Kari Cholnoky: Motherboard

Oct 8 - Oct 15, 2020

Platform Los Angeles

An unfamiliar figure surfaces in a few of Kari Cholnoky’s recent paintings. I wonder if this is something that could be found somewhere on my body. A puckered asshole? A certain cell, viewed through a microscope? Maybe the figure is a sea anemone, just after being prodded. Kari tells me it is a microscopic organism that is the earliest-known ancestor of humans. Saccorhytus. Its anus and its mouth are the same thing. “That’s me,” she says. Yet Cholnoky is ill at ease in the role of the author. She wants to recede into the background, just another object, like the things that cover the surface of her canvases, as if adopting the dominant color palette might confer a sense of belonging. But these things never seem to succeed at mimicking their neighbor. They’re like a bashful chameleon, twisting in the halo of an interloper’s flashlight. In trying to fit in, they end up standing out.

Kari Cholnoky’s paintings explode with visual information, yet remain oddly contained, almost scientifically precise within the formal systems they propose. These are canvases so packed with material that the soft boundaries at their periphery are under perpetual duress. It’s as if every empty margin, void, sliver of a stabilizing ground, compositional gap, is filled to the point of utter eradication. There is no silent passage before the cymbal crash—only crash. Unable to hold back, they jut forward, bursting at the seams. Cholnoky is a painter but paint is rarely her primary medium. Instead, she paints with things, with images of things. She reaches for what feel like the leftovers of a closed down craft store, the synthetic scraps that remain strewn about the aisles after the blowout sale. In this way, Cholnoky adopts a postwar attitude toward image-making—one that seeks alternative material as it reckons with the contemporary body.

Evoking systems of collection, dispersion, cargo and filtration, the works seem to originate systematically with a color pattern derived from the intricate pathways of circuit boards, terminals and digital interfaces. They seem to suggest a through line between the day-glo canvases of Peter Halley and a mountain of e-waste in Moradabad. In time, the paintings have unraveled from neglect, giving rise to the sort of alternative use value mold spores confer on two-week old takeout, rotting in the fridge. Or maybe the opposite is true, and their beleaguered materiality is the product of just too much attention. Utterly synthetic, they oxidize. What’s left is a rusty sparkle.

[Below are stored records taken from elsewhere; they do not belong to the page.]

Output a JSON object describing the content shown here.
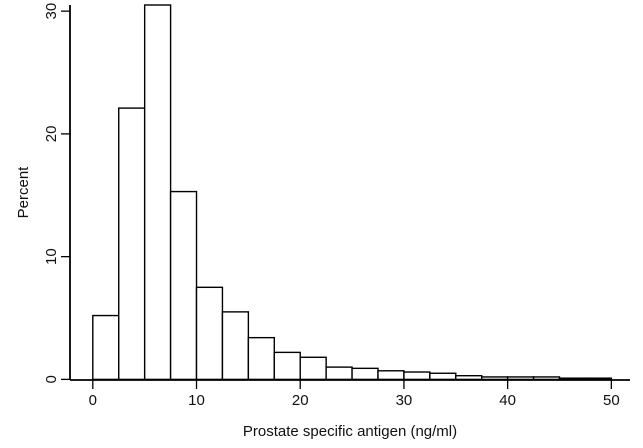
{
  "chart_data": {
    "type": "bar",
    "title": "",
    "xlabel": "Prostate specific antigen (ng/ml)",
    "ylabel": "Percent",
    "xlim": [
      0,
      50
    ],
    "ylim": [
      0,
      30
    ],
    "xticks": [
      "0",
      "10",
      "20",
      "30",
      "40",
      "50"
    ],
    "yticks": [
      "0",
      "10",
      "20",
      "30"
    ],
    "bin_width": 2.5,
    "bins": [
      {
        "start": 0,
        "end": 2.5,
        "value": 5.2
      },
      {
        "start": 2.5,
        "end": 5,
        "value": 22.1
      },
      {
        "start": 5,
        "end": 7.5,
        "value": 30.5
      },
      {
        "start": 7.5,
        "end": 10,
        "value": 15.3
      },
      {
        "start": 10,
        "end": 12.5,
        "value": 7.5
      },
      {
        "start": 12.5,
        "end": 15,
        "value": 5.5
      },
      {
        "start": 15,
        "end": 17.5,
        "value": 3.4
      },
      {
        "start": 17.5,
        "end": 20,
        "value": 2.2
      },
      {
        "start": 20,
        "end": 22.5,
        "value": 1.8
      },
      {
        "start": 22.5,
        "end": 25,
        "value": 1.0
      },
      {
        "start": 25,
        "end": 27.5,
        "value": 0.9
      },
      {
        "start": 27.5,
        "end": 30,
        "value": 0.7
      },
      {
        "start": 30,
        "end": 32.5,
        "value": 0.6
      },
      {
        "start": 32.5,
        "end": 35,
        "value": 0.5
      },
      {
        "start": 35,
        "end": 37.5,
        "value": 0.3
      },
      {
        "start": 37.5,
        "end": 40,
        "value": 0.2
      },
      {
        "start": 40,
        "end": 42.5,
        "value": 0.2
      },
      {
        "start": 42.5,
        "end": 45,
        "value": 0.2
      },
      {
        "start": 45,
        "end": 47.5,
        "value": 0.1
      },
      {
        "start": 47.5,
        "end": 50,
        "value": 0.1
      }
    ]
  },
  "colors": {
    "background": "#ffffff",
    "axis": "#000000",
    "bar_fill": "#ffffff",
    "bar_stroke": "#000000",
    "text": "#111111"
  }
}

The paintings find their paternity in the teeming canvases of David Salle and Lari Pittman. The cartoon woman is a consistent figure for the three painters. In Cholnoky’s case, these are not actual women, but rather, fleshlights, masturbators, and machines with women’s names, like the “Screaming Mimi,” a WWII smoke mortar. In “Multiple Launch Display Ejector,” Cholnoky confronts the viewer with a pair of bulging breasts, the color and shape of green M&Ms, pressed forward by cartoon hands, as if to say, “which are more real, anyway?” The artist calls our attention to the perversity of capitalist body horror, as she culls images from Amazon ads for sex toys. These silicone women are all breasts, mouth, hole. They are a Cindy or a Barb, no torso required, happily, mindlessly, ceaselessly engaged. As an image-maker, she is in fact a true descendent of the Saccorhytus, bound to consume while she creates, chewing up and spitting out all that crosses her path.